Holyoke state Rep. Aaron Vega, a Democrat, said he doesn't like the high tax or that the bill would take decisions to ban marijuana businesses in cities and towns away from voters, and instead leave them up to local officials. The existing law requires the question of a ban be put before local voters.
"It's with deep reservation that I will be supporting this out of committee, but I will not at all hesitate to vote no on the floor if this bill continues in its shape in the form that it is," he said. "And I will encourage my colleagues as well, if things are not adjusted, to vote no on the floor."
Democratic House members met in a closed-door caucus later Wednesday afternoon for more than an hour and a half to express their concerns. When it was over, DeLeo announced a delay in the vote.
"There are certain things that we have to clear up," he said. "And so because of that, I think it's important that with a bill of this magnitude that we try to get it right, or as close as right, the first time. And so I'd rather do that than rush it, or try to rush it through."
The biggest issue to clear up appears to be taxes. House Marijuana Policy Committee Chairman Mark Cusack says it was never his intention to tax marijuana at 55 percent.
"It's one of the issues that's been brought forward, and that is not the intent of the legislation, and we are currently working on a fix among other issues. Our goal here is, all in, 28 [percent] net effective tax rate capped and at the point of sale. Not at wholesale," he explained.

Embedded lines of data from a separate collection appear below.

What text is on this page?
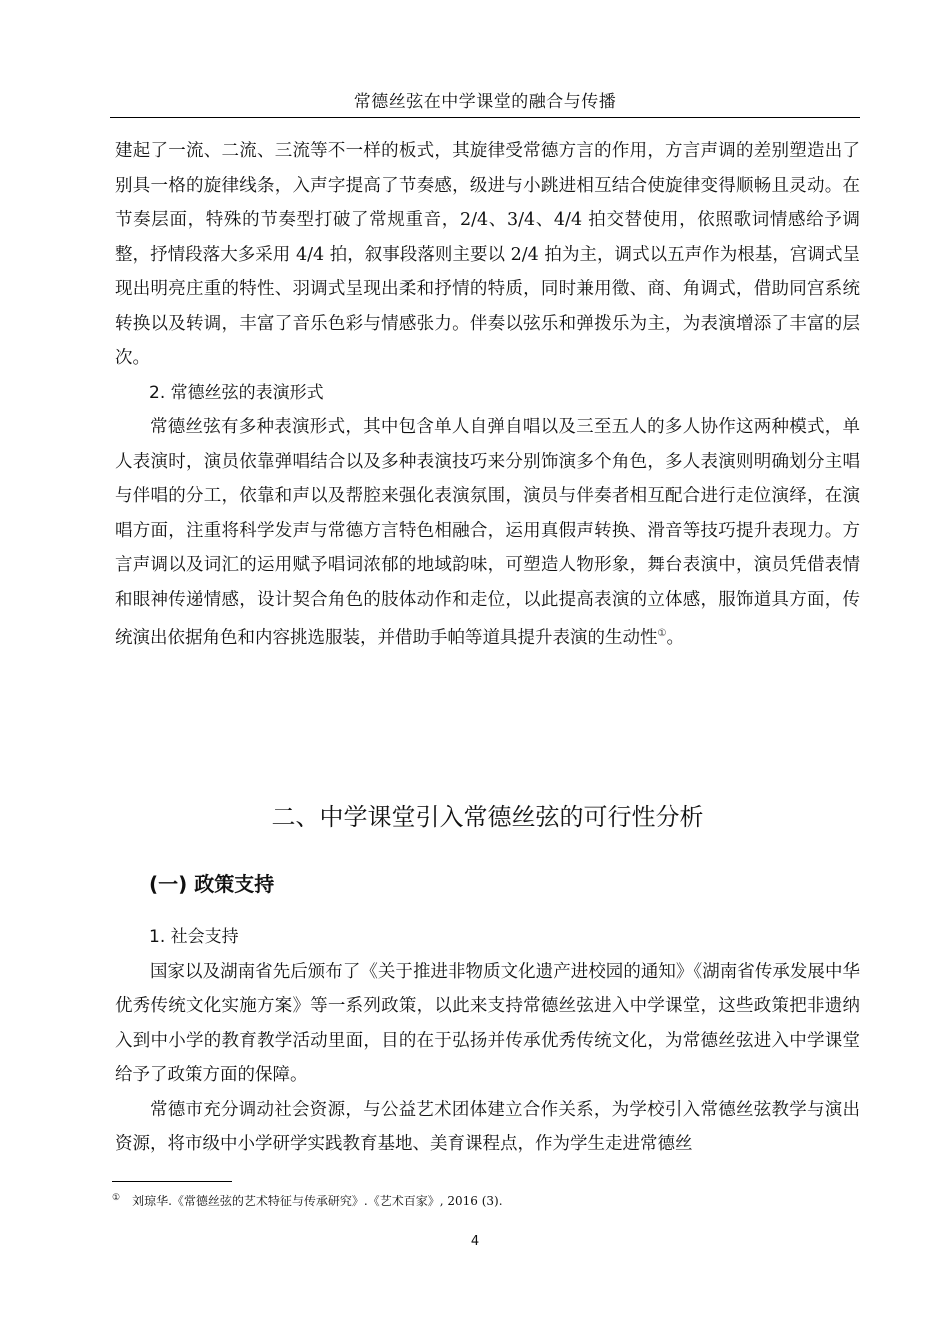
常德丝弦在中学课堂的融合与传播

建起了一流、二流、三流等不一样的板式，其旋律受常德方言的作用，方言声调的差别塑造出了别具一格的旋律线条，入声字提高了节奏感，级进与小跳进相互结合使旋律变得顺畅且灵动。在节奏层面，特殊的节奏型打破了常规重音，2/4、3/4、4/4 拍交替使用，依照歌词情感给予调整，抒情段落大多采用 4/4 拍，叙事段落则主要以 2/4 拍为主，调式以五声作为根基，宫调式呈现出明亮庄重的特性、羽调式呈现出柔和抒情的特质，同时兼用徵、商、角调式，借助同宫系统转换以及转调，丰富了音乐色彩与情感张力。伴奏以弦乐和弹拨乐为主，为表演增添了丰富的层次。

2. 常德丝弦的表演形式

常德丝弦有多种表演形式，其中包含单人自弹自唱以及三至五人的多人协作这两种模式，单人表演时，演员依靠弹唱结合以及多种表演技巧来分别饰演多个角色，多人表演则明确划分主唱与伴唱的分工，依靠和声以及帮腔来强化表演氛围，演员与伴奏者相互配合进行走位演绎，在演唱方面，注重将科学发声与常德方言特色相融合，运用真假声转换、滑音等技巧提升表现力。方言声调以及词汇的运用赋予唱词浓郁的地域韵味，可塑造人物形象，舞台表演中，演员凭借表情和眼神传递情感，设计契合角色的肢体动作和走位，以此提高表演的立体感，服饰道具方面，传统演出依据角色和内容挑选服装，并借助手帕等道具提升表演的生动性①。

二、中学课堂引入常德丝弦的可行性分析
(一) 政策支持

1. 社会支持

国家以及湖南省先后颁布了《关于推进非物质文化遗产进校园的通知》《湖南省传承发展中华优秀传统文化实施方案》等一系列政策，以此来支持常德丝弦进入中学课堂，这些政策把非遗纳入到中小学的教育教学活动里面，目的在于弘扬并传承优秀传统文化，为常德丝弦进入中学课堂给予了政策方面的保障。

常德市充分调动社会资源，与公益艺术团体建立合作关系，为学校引入常德丝弦教学与演出资源，将市级中小学研学实践教育基地、美育课程点，作为学生走进常德丝

① 刘琼华.《常德丝弦的艺术特征与传承研究》.《艺术百家》, 2016 (3).
4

After changes are made, the House expects to debate the bill sometime next week. But still, it appears there will be wide differences in the approaches by each of the Legislature's chambers.
Senate President Stan Rosenberg says even the 28 percent tax seems high to him and indicated the Senate doesn't want to go as far as the House in totally revamping the existing marijuana law.
"Remember, we're going to do a series of bills over time. We don't have to address everything that the committee has worked on already," Rosenberg said. "The main thing we have to do is get the governance thing right, so that the agency can be pulled together and they can get working on the regulations."
One thing the Senate president and House speaker agree upon is a desire to get a bill on Gov. Charlie Baker's desk by the end of the month. But with just two weeks remaining, and this latest delay, that may prove to be a challenge.
This article was originally published on June 14, 2017.
This segment aired on June 15, 2017.